Erlendur tenía cincuenta años, estaba divorciado de su mujer desde hacía mucho tiempo y era padre de dos hijos. Siempre había ocultado el hecho de que detestaba los nombres de sus hijos. Su ex mujer, con quien no había hablado en veinte años, pensaba entonces que eran nombres «muy monos». El divorcio fue difícil y Erlendur perdió el contacto con sus hijos cuando eran muy jóvenes. Al hacerse mayores volvieron a buscar su compañía y él los recibió encantado, a pesar de la tristeza que le daba ver en qué estado se hallaban. Sobre todo sufría por Eva Lind. Sindri Snaer estaba algo mejor, aunque no mucho.

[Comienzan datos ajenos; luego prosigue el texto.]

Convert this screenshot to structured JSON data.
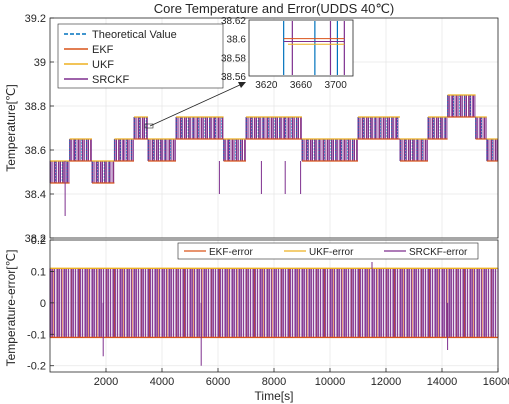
{
  "chart_data": [
    {
      "type": "line",
      "title": "Core Temperature and Error(UDDS 40℃)",
      "xlabel": "",
      "ylabel": "Temperature[℃]",
      "xlim": [
        0,
        16000
      ],
      "ylim": [
        38.2,
        39.2
      ],
      "yticks": [
        "38.2",
        "38.4",
        "38.6",
        "38.8",
        "39",
        "39.2"
      ],
      "grid": true,
      "legend": "top-left",
      "series": [
        {
          "name": "Theoretical Value",
          "color": "#0072BD",
          "style": "dashed"
        },
        {
          "name": "EKF",
          "color": "#D95319",
          "style": "solid"
        },
        {
          "name": "UKF",
          "color": "#EDB120",
          "style": "solid"
        },
        {
          "name": "SRCKF",
          "color": "#7E2F8E",
          "style": "solid"
        }
      ],
      "levels": [
        {
          "x0": 0,
          "x1": 700,
          "y": 38.5
        },
        {
          "x0": 700,
          "x1": 1500,
          "y": 38.6
        },
        {
          "x0": 1500,
          "x1": 2300,
          "y": 38.5
        },
        {
          "x0": 2300,
          "x1": 3000,
          "y": 38.6
        },
        {
          "x0": 3000,
          "x1": 3500,
          "y": 38.7
        },
        {
          "x0": 3500,
          "x1": 4500,
          "y": 38.6
        },
        {
          "x0": 4500,
          "x1": 6200,
          "y": 38.7
        },
        {
          "x0": 6200,
          "x1": 7000,
          "y": 38.6
        },
        {
          "x0": 7000,
          "x1": 9000,
          "y": 38.7
        },
        {
          "x0": 9000,
          "x1": 11000,
          "y": 38.6
        },
        {
          "x0": 11000,
          "x1": 12500,
          "y": 38.7
        },
        {
          "x0": 12500,
          "x1": 13500,
          "y": 38.6
        },
        {
          "x0": 13500,
          "x1": 14200,
          "y": 38.7
        },
        {
          "x0": 14200,
          "x1": 15200,
          "y": 38.8
        },
        {
          "x0": 15200,
          "x1": 15600,
          "y": 38.7
        },
        {
          "x0": 15600,
          "x1": 16000,
          "y": 38.6
        }
      ],
      "spikes": [
        {
          "x": 540,
          "y": 38.3
        },
        {
          "x": 6050,
          "y": 38.4
        },
        {
          "x": 7550,
          "y": 38.4
        },
        {
          "x": 8400,
          "y": 38.4
        },
        {
          "x": 8950,
          "y": 38.4
        }
      ],
      "inset": {
        "xlim": [
          3600,
          3720
        ],
        "ylim": [
          38.56,
          38.62
        ],
        "xticks": [
          "3620",
          "3660",
          "3700"
        ],
        "yticks": [
          "38.56",
          "38.58",
          "38.6",
          "38.62"
        ]
      }
    },
    {
      "type": "line",
      "title": "",
      "xlabel": "Time[s]",
      "ylabel": "Temperature-error[℃]",
      "xlim": [
        0,
        16000
      ],
      "ylim": [
        -0.22,
        0.2
      ],
      "xticks": [
        "2000",
        "4000",
        "6000",
        "8000",
        "10000",
        "12000",
        "14000",
        "16000"
      ],
      "yticks": [
        "-0.2",
        "-0.1",
        "0",
        "0.1",
        "0.2"
      ],
      "grid": true,
      "legend": "top",
      "series": [
        {
          "name": "EKF-error",
          "color": "#D95319"
        },
        {
          "name": "UKF-error",
          "color": "#EDB120"
        },
        {
          "name": "SRCKF-error",
          "color": "#7E2F8E"
        }
      ],
      "band": [
        -0.11,
        0.11
      ],
      "spikes": [
        {
          "x": 1900,
          "y": -0.17
        },
        {
          "x": 5400,
          "y": -0.2
        },
        {
          "x": 11500,
          "y": 0.13
        },
        {
          "x": 14200,
          "y": -0.15
        }
      ]
    }
  ]
}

Sacó la comida del microondas y se sentó a la mesa de la cocina. El piso tenía dos habitaciones y en todos los rincones había montones de libros. En las paredes colgaban viejas fotografías de sus familiares de los fiordos del este, de donde Erlendur era oriundo. No tenía ninguna fotografía de él ni de sus hijos. Junto a una pared, delante de un sillón destartalado, había un antiguo televisor, marca Nordmende. Erlendur mantenía el piso aceptablemente limpio con un mínimo esfuerzo.

No sabía con exactitud lo que estaba comiendo. En el colorido paquete ponía algo acerca de delicias orientales, pero el alimento que había dentro de una especie de rollo de harina sabía a sopa de pan agria. Erlendur lo apartó a un lado. Estaba pensando si quedaría algo del pan y el paté que había comprado hacía algunos días cuando sonó el timbre. Eva Lind había decidido dejarse caer por allí. A Erlendur le irritaba su manera de hablar.

– ¿Cómo estás, tío? -le preguntó de pasada, mientras iba directamente al salón a tirarse en el sofá.

– ¡Ay! No utilices este lenguaje conmigo -dijo Erlendur cerrando la puerta.

– Pensé que querías que cuidara mi lenguaje -replicó Eva Lind, que estaba acostumbrada a oír los sermones de su padre sobre su forma de hablar.

– Entonces hazlo.

Era difícil descubrir qué papel representaba esta vez. Eva Lind era la mejor actriz que había conocido, lo que tal vez no era un gran elogio, ya que Erlendur nunca iba ni al teatro ni al cine y raras veces miraba la televisión a no ser que emitieran reportajes. Las obras teatrales de Eva Lind solían ser dramas familiares de uno a tres actos y trataban normalmente sobre cómo sacarle dinero a Erlendur. Sin embargo, no se prodigaba; la verdad era que tenía otras maneras de conseguir dinero y su padre prefería no conocer demasiados detalles. Venía a verle cuando no le quedaba «ni un puto céntimo», como solía decir.

Algunas veces era su niña pequeña, le abrazaba y runruneaba como un gatito. Otras, era una mujer desesperada que se paseaba por el piso gritando y acusándole de haberlos abandonado a ella y a su hermano cuando eran pequeños. En esas ocasiones podía ser obscena, maliciosa y cruel. A veces también estaba casi bien, si es que se podía decir de alguien que «estaba bien»; entonces Erlendur creía que podía conversar con ella como con cualquier persona sensata.

Vestía tejanos gastados y una cazadora de piel negra. Llevaba el pelo negro muy corto y dos pequeños piercings en una ceja, de una de sus orejas colgaba una cruz de plata. Antes lucía una dentadura blanca y bonita, ahora la tenía algo deteriorada; le faltaban dos dientes en la encía superior. Se le notaba cuando sonreía con generosidad. Tenía la cara delgada, aspecto cansino y oscuras ojeras. Erlendur apreciaba cierto parecido con su madre, la abuela de Eva Lind. Maldecía la mala suerte de su hija y se culpaba a sí mismo por lo que le había ocurrido.